An invalidating change is one where the entire cache becomes invalid. For example, updating your data source is an invalidating change. Here's the complete list of changes to any part of the indexer pipeline that invalidate your cache:

  • Changing the data source type
  • Changing data source container
  • Changing data source credentials
  • Changing data source change detection policy
  • Changing data source delete detection policy
  • Changing indexer field mappings
  • Changing indexer parameters:
    • Parsing Mode
    • Excluded File Name Extensions
    • Indexed File Name Extensions
    • Index storage metadata only for oversized documents
    • Delimited text headers
    • Delimited text delimiter
    • Document Root
    • Image Action (Changes to how images are extracted)

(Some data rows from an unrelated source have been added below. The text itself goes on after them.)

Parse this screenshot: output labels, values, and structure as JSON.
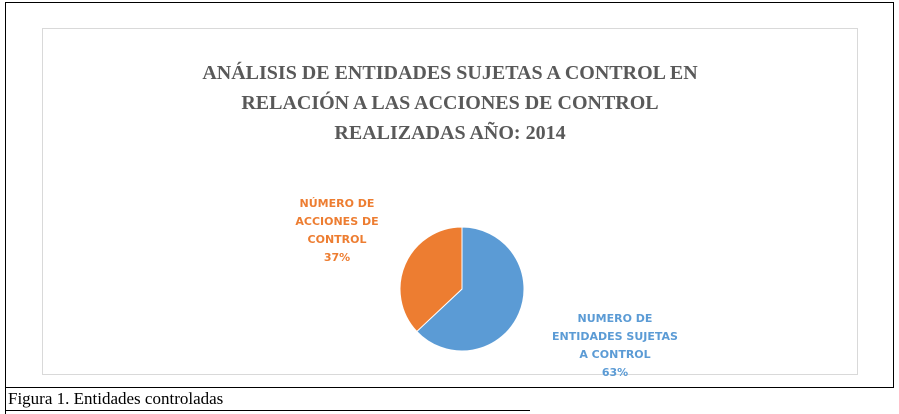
{
  "chart_data": {
    "type": "pie",
    "title": [
      "ANÁLISIS DE ENTIDADES SUJETAS A CONTROL EN",
      "RELACIÓN  A LAS ACCIONES DE CONTROL",
      "REALIZADAS  AÑO: 2014"
    ],
    "categories": [
      "NUMERO DE ENTIDADES SUJETAS A CONTROL",
      "NÚMERO DE ACCIONES DE CONTROL"
    ],
    "values": [
      63,
      37
    ],
    "value_labels": [
      "63%",
      "37%"
    ],
    "colors": [
      "#5b9bd5",
      "#ed7d31"
    ]
  },
  "caption": "Figura 1. Entidades controladas"
}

Changes that trigger incremental processing

Incremental processing evaluates your skillset definition and determines which skills to rerun. It selectively updates the affected portions of the document tree. Here's the complete list of changes that result in incremental enrichment:

  • Changing the skill type (updating the OData type of the skill)
  • Updating skill-specific parameters, such as a URL, defaults, or other parameters
  • Changing skill outputs, such as when the skill returns additional or different outputs
  • Changing skill inputs that result in different ancestry or skill chaining
  • Any upstream skill invalidation, if you update a skill that provides an input to this skill
  • Updating the knowledge store projection location, which results in re-projecting documents
  • Changing the knowledge store projections, which results in re-projecting documents
  • Changing output field mappings on an indexer, which results in re-projecting documents to the index

APIs used for caching

Preview APIs provide extra properties on indexers. Use the latest preview API.

Use the generally available version for skillsets and data sources. In addition to the reference documentation, see Configure caching for incremental enrichment for details about order of operations.